At the Fischer/Karpov/Spassky level, chess is less game than war, and by tradition its top guns are male; of the current 500-plus U.S. Masters, only one is a woman. That Baraka Shabazz even took up the pursuit is unusual, for, as her mother, Raqiba, notes, "Who ever heard of a black girl playing chess?" Yet the Shabazzes have hocked their worldly goods, including two of Baraka's chess computers, to support her career. With stunning results: At 15, their daughter is the No. 6-ranked American woman, and sometime in 1981, after just three years of play, she may well attain Master status. That feat took Bobby Fischer five years.

Born in Denver after her parents separated (says Raqiba of the dad Baraka's never seen, "I don't know whether he's above ground or below it"), the young girl moved to Anchorage, where her mother worked as a government clerk and married third husband Yusef Shabazz. Baraka, described by her mom as "a straight-A student who loves math and science," remembers playing her first board against her stepfather in December 1977: "I lost and cried. But after two weeks I was the one who was winning."

By then Yusef, a $1,400-a-week pipeline construction worker, had been disabled on the job, so in 1979 the family, including son Yahya, 2, moved to Oakland. The reason: The Bay Area is one of the nation's toughest proving grounds for chess players. The sacrifice is substantial. The Shabazzes are living in a $100-a-week room at a motel in Oakland's tenderloin district because Raqiba won't return to work. "Baraka is our job," she says. "We have to forsake the luxury of a regular paycheck to ensure her success. We want her to be the female Bobby Fischer." That dream is shared. Lately Oakland Mayor Lionel Wilson has paid the Shabazzes' rent bill from a community fund, and others—including a black-owned travel agency and entertainer Eartha Kitt—have donated money and services so Baraka can compete in distant tournaments.
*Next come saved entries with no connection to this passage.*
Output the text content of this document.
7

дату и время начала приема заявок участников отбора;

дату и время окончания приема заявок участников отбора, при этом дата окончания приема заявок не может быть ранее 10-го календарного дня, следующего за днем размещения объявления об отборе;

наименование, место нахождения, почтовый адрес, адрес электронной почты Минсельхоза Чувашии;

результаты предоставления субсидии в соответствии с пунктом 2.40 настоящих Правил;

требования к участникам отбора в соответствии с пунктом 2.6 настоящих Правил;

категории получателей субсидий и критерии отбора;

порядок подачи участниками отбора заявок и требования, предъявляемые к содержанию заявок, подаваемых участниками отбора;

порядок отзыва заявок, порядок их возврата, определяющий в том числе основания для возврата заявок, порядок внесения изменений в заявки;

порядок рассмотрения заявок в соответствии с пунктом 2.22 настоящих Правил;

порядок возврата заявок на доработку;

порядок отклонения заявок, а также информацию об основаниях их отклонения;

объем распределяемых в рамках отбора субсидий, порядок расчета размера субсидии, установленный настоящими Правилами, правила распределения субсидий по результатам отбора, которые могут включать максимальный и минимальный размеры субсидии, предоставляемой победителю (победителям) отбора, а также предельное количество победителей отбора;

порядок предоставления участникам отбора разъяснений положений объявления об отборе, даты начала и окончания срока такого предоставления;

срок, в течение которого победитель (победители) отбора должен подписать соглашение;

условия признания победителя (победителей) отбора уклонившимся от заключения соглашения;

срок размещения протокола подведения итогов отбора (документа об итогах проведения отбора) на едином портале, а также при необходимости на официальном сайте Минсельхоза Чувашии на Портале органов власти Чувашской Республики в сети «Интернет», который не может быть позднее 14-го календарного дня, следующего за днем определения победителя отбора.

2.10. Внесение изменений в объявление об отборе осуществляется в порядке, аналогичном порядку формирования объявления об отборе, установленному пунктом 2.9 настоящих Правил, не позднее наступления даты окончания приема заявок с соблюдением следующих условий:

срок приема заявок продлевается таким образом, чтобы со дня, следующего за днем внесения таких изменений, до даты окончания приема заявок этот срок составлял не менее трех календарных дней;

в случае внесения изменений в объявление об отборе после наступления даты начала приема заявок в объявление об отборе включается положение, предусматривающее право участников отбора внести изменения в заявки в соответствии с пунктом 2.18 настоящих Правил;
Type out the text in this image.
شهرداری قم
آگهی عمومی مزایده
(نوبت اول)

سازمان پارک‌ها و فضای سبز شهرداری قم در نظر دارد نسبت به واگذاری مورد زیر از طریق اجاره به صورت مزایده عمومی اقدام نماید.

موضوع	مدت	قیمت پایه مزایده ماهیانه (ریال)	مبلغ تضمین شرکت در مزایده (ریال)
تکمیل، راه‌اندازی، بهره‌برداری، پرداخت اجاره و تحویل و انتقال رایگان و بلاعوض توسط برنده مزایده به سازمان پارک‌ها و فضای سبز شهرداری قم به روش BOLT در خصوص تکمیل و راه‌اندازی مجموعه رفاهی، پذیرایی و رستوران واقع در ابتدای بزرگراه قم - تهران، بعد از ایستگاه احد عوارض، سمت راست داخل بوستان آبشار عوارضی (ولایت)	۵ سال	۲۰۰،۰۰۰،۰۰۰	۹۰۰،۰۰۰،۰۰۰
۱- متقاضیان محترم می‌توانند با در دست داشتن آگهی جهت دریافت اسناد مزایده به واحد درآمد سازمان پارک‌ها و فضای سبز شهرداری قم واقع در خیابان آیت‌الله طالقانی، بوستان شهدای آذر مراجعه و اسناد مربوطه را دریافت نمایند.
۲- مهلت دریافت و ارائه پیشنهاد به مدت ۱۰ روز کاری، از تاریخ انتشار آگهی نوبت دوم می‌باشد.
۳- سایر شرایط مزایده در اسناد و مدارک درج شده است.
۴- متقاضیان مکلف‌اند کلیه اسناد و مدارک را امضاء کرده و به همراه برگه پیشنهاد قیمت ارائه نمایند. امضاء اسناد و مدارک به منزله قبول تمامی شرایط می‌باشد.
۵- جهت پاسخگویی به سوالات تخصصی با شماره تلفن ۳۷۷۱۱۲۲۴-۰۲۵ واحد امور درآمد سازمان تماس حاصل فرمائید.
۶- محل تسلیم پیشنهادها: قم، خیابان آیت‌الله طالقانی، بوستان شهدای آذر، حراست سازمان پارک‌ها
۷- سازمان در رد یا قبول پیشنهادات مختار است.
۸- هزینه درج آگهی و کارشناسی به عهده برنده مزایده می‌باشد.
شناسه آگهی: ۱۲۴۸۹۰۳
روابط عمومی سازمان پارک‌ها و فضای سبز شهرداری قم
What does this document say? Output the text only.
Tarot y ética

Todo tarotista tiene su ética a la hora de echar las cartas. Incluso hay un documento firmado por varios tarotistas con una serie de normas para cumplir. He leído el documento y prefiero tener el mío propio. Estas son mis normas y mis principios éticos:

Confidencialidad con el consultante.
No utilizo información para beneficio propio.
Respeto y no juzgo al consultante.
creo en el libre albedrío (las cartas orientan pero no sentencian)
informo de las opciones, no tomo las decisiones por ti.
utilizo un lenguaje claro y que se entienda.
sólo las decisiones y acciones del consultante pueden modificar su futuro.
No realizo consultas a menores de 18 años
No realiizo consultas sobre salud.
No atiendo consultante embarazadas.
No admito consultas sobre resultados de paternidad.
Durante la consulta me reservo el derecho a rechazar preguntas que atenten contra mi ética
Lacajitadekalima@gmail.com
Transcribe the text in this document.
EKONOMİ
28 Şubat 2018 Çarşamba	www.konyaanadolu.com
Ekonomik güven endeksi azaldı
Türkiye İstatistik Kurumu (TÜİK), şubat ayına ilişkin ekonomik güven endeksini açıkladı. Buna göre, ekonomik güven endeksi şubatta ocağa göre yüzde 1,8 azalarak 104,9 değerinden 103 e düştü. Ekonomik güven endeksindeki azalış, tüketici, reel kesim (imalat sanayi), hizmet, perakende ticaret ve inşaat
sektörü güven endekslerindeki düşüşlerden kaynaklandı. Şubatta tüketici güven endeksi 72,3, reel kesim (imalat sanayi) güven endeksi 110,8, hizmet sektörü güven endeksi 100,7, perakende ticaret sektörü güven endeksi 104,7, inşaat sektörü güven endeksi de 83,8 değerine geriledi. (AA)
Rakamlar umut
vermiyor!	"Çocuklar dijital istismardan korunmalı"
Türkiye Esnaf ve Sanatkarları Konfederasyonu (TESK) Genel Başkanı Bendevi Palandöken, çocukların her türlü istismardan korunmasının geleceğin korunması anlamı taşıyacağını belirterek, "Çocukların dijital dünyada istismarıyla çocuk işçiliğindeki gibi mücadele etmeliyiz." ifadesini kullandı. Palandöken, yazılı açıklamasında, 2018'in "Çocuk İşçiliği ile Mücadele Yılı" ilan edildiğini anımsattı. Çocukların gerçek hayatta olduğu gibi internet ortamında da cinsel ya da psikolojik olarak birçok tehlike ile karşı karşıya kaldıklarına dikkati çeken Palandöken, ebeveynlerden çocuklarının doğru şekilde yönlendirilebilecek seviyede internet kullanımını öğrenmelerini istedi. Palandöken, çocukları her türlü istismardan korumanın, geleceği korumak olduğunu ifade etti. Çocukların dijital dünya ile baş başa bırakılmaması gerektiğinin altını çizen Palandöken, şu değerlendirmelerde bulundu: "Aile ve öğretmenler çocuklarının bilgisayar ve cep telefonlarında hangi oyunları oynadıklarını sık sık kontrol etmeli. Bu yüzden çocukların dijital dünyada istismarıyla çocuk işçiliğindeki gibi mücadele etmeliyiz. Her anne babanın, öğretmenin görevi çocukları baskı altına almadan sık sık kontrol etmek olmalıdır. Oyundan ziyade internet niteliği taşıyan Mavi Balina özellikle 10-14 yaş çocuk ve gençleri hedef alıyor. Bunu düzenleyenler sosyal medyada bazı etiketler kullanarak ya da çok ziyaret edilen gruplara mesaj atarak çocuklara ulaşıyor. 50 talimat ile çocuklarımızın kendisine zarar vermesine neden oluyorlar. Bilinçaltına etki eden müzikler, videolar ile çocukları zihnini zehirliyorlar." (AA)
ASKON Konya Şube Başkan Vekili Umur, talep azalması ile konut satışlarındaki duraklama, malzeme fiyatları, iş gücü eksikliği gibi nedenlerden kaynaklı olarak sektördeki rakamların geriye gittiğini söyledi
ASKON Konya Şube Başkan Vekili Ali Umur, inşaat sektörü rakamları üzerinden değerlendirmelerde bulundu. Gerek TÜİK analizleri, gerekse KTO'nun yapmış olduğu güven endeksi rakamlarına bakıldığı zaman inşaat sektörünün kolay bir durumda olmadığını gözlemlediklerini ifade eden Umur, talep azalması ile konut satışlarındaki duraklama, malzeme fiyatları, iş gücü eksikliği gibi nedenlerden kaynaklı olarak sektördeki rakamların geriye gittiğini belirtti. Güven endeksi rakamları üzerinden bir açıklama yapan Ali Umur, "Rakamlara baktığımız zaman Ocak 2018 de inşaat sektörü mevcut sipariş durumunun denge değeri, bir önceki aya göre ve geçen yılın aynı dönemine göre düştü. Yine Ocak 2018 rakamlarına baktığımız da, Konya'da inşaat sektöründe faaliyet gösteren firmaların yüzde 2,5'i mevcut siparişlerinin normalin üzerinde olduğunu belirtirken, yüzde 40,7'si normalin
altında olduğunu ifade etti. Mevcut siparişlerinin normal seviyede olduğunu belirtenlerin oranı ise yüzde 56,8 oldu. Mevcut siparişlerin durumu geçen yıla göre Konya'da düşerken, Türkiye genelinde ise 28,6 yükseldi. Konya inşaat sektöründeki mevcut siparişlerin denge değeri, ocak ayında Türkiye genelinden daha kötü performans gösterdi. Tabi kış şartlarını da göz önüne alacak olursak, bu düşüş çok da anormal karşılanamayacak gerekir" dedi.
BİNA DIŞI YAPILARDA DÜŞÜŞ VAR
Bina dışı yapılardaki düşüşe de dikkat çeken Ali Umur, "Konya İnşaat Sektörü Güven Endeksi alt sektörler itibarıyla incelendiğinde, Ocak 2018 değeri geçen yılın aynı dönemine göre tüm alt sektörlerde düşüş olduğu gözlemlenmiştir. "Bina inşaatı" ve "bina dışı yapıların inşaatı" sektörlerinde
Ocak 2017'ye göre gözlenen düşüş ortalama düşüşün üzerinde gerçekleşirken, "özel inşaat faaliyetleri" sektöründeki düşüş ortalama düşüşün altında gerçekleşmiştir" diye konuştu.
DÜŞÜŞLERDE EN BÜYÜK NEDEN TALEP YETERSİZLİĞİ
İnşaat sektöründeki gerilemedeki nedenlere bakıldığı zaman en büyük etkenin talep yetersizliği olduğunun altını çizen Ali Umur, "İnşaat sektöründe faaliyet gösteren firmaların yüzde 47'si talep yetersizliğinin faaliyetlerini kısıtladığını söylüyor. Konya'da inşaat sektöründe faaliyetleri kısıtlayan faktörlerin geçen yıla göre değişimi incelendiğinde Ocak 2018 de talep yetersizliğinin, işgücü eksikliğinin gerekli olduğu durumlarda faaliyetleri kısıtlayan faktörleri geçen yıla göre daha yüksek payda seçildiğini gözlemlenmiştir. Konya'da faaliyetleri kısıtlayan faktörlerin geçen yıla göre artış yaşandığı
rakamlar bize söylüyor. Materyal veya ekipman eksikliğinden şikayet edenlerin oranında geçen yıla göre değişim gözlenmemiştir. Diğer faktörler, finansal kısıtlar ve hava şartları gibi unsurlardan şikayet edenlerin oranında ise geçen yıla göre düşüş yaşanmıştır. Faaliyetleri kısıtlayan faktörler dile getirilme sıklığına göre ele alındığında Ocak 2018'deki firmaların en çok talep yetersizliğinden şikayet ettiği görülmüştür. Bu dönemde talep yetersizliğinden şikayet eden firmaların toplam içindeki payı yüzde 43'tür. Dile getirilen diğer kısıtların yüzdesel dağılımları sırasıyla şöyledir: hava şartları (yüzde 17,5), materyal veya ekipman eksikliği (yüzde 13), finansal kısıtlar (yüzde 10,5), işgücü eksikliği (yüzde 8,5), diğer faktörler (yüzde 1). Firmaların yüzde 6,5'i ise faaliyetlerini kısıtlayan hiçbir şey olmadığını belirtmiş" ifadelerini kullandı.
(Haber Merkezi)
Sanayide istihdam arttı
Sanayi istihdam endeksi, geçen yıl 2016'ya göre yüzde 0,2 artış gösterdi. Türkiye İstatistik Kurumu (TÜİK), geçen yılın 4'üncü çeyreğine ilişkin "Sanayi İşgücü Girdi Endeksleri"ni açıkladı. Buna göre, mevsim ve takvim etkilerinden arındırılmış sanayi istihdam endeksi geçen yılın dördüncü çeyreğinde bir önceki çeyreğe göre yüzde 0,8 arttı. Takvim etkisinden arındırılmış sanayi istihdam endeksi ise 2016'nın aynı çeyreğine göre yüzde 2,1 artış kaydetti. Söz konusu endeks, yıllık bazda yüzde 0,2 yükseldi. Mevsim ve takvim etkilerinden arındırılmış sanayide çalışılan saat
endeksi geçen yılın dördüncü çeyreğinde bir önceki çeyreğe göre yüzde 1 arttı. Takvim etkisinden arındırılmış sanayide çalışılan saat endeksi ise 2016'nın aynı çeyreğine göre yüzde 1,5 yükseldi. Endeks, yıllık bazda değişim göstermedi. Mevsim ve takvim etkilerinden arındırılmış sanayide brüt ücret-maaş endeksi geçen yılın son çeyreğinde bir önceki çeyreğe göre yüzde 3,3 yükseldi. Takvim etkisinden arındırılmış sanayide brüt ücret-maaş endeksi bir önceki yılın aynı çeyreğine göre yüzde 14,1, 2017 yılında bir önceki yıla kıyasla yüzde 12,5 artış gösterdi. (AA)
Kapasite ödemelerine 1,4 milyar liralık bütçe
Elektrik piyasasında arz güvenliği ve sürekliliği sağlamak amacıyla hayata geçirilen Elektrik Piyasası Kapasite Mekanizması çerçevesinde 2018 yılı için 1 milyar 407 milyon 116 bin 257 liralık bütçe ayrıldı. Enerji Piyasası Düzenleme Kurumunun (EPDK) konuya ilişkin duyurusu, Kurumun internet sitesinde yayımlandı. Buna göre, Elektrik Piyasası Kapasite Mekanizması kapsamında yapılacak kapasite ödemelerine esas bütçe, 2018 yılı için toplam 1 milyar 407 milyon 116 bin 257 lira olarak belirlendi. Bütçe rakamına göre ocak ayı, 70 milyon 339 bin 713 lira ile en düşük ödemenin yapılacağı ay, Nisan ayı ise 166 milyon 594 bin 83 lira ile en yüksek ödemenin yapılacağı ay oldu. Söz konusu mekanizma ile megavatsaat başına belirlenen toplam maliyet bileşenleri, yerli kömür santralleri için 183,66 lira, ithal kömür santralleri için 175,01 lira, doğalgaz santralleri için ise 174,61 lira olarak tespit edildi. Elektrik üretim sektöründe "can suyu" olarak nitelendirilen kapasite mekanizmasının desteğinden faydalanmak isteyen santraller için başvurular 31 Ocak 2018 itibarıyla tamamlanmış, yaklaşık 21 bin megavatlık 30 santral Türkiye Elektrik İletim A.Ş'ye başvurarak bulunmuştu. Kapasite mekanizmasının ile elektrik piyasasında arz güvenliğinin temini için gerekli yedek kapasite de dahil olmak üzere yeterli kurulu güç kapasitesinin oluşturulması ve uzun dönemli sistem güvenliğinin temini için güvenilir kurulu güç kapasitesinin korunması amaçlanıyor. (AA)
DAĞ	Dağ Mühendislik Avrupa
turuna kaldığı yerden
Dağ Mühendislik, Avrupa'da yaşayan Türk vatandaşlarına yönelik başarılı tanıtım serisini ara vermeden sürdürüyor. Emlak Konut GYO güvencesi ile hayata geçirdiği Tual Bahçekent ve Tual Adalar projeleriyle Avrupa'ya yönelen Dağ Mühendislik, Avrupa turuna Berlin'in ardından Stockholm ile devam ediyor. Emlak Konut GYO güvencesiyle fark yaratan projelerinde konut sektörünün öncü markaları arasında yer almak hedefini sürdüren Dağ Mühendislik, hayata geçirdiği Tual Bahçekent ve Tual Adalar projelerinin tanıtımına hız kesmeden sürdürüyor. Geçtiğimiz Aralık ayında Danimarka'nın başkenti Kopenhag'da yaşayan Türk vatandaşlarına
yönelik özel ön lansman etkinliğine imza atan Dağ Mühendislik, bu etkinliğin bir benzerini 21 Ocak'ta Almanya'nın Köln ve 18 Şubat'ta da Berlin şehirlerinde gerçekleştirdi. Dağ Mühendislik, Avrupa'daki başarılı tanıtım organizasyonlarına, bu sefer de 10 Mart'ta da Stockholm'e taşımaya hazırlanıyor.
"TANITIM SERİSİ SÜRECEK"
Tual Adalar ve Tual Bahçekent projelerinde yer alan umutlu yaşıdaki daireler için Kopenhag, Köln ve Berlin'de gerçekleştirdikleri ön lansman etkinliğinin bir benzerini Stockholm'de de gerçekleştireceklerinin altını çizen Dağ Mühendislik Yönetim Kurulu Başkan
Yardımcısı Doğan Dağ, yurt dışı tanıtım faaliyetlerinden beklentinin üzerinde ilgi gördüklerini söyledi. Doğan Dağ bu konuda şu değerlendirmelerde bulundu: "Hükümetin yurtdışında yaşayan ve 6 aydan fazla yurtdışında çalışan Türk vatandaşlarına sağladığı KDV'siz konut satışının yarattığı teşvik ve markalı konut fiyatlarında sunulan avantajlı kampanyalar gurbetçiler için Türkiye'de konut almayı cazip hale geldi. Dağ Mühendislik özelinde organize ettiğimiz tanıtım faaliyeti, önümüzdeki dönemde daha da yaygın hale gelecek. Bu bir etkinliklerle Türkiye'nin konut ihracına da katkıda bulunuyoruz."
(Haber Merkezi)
A former San Jose State faculty member tutors her gratis so she can skip school and devote six to eight hours a day to chess. No longer psyched out by male foes who blow cigar smoke in her face, Baraka fantasizes about becoming America's first female International Grand Master by age 18. But she also looks beyond her familiar 64 squares. Down the line, says Baraka, "I'll have time for friends, travel, college. Maybe I'll be a diplomat. I've been taught you go after what you want—I want to be a symbol of achievement for blacks. I'll make it, you'll see."